Algorithms / Recurrence Analysis
Least You Need to Know: Recursion Trees and Recurrence Intuition
Recurrences describe recursive runtime by combining the cost of smaller subproblems with the non-recursive work done at each step. Recursion trees help you see branching, depth, and total work level by level.
The least you need to know
- A recurrence like `T(n)=T(n/2)+1` usually suggests logarithmic depth.
- A recurrence like `T(n)=2T(n/2)+n` often leads to `Θ(n log n)` because each level costs about `n` and there are about `log n` levels.
- Recursion trees separate branching from combine cost.
- The branching factor controls how many subproblems appear on each level.

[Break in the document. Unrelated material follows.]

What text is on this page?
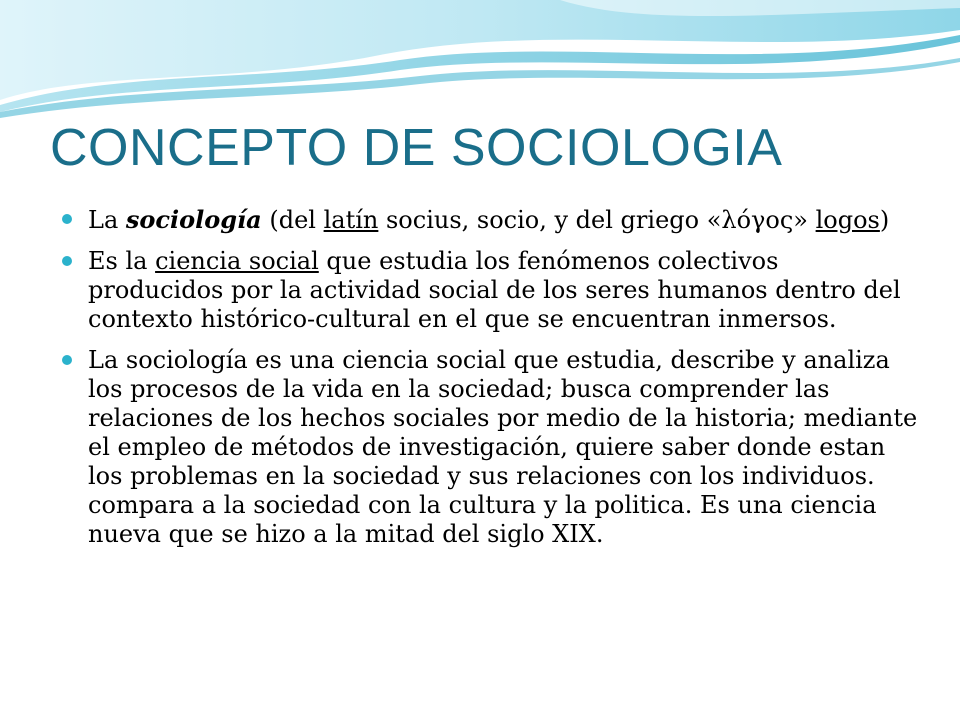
CONCEPTO DE SOCIOLOGIA
La sociología (del latín socius, socio, y del griego «λόγος» logos)
Es la ciencia social que estudia los fenómenos colectivos producidos por la actividad social de los seres humanos dentro del contexto histórico-cultural en el que se encuentran inmersos.
La sociología es una ciencia social que estudia, describe y analiza los procesos de la vida en la sociedad; busca comprender las relaciones de los hechos sociales por medio de la historia; mediante el empleo de métodos de investigación, quiere saber donde estan los problemas en la sociedad y sus relaciones con los individuos. compara a la sociedad con la cultura y la politica. Es una ciencia nueva que se hizo a la mitad del siglo XIX.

- The stopping condition matters because it determines the tree depth and base cost.
Key notation
T(n)
runtime on input size n
T(n)=2T(n/2)+n
two half-size calls plus linear combine work
level cost
total work across one recursion-tree layer
Tiny worked example
- Merge sort satisfies `T(n)=2T(n/2)+n`.
- Each level of the recursion tree touches all `n` items overall.

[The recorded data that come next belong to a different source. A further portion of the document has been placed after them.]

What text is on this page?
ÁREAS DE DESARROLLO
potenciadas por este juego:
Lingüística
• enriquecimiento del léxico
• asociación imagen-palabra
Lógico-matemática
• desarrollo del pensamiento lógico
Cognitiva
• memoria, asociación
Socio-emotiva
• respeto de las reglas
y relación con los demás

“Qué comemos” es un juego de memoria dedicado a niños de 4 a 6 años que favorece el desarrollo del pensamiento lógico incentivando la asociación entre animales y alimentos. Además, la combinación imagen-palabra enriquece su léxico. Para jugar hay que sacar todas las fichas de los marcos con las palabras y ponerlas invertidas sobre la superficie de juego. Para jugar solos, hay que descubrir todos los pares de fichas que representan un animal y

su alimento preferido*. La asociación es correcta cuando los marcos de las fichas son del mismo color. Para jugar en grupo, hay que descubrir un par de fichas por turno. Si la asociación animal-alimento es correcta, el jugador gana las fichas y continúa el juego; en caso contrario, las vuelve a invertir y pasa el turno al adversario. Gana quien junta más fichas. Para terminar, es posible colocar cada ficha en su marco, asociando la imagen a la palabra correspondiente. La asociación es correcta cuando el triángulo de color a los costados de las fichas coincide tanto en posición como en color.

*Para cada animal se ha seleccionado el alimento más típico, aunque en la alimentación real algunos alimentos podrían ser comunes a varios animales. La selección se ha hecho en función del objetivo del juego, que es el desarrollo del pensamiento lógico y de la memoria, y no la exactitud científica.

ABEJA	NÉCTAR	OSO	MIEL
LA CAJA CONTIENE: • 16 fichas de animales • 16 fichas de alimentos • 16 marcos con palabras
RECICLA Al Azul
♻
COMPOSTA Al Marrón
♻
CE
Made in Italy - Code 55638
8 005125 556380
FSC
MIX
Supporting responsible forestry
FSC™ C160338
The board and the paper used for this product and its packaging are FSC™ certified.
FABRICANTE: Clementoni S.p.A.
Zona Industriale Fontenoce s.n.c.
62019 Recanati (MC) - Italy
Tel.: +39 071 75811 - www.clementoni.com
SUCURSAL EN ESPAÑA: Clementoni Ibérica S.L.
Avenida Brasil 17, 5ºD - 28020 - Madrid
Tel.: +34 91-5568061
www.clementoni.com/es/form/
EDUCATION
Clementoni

- With about `log n` levels, the total becomes `Θ(n log n)`.
Common mistakes
- Students often analyze only one branch of a recurrence and forget the others.
- Students often mistake tree depth for total work.
- Students often ignore the non-recursive combine cost.
How to recognize this kind of problem
- Ask how many subproblems appear per level.
- Ask how deep the tree goes before the base case is reached.
- Then combine level cost with depth.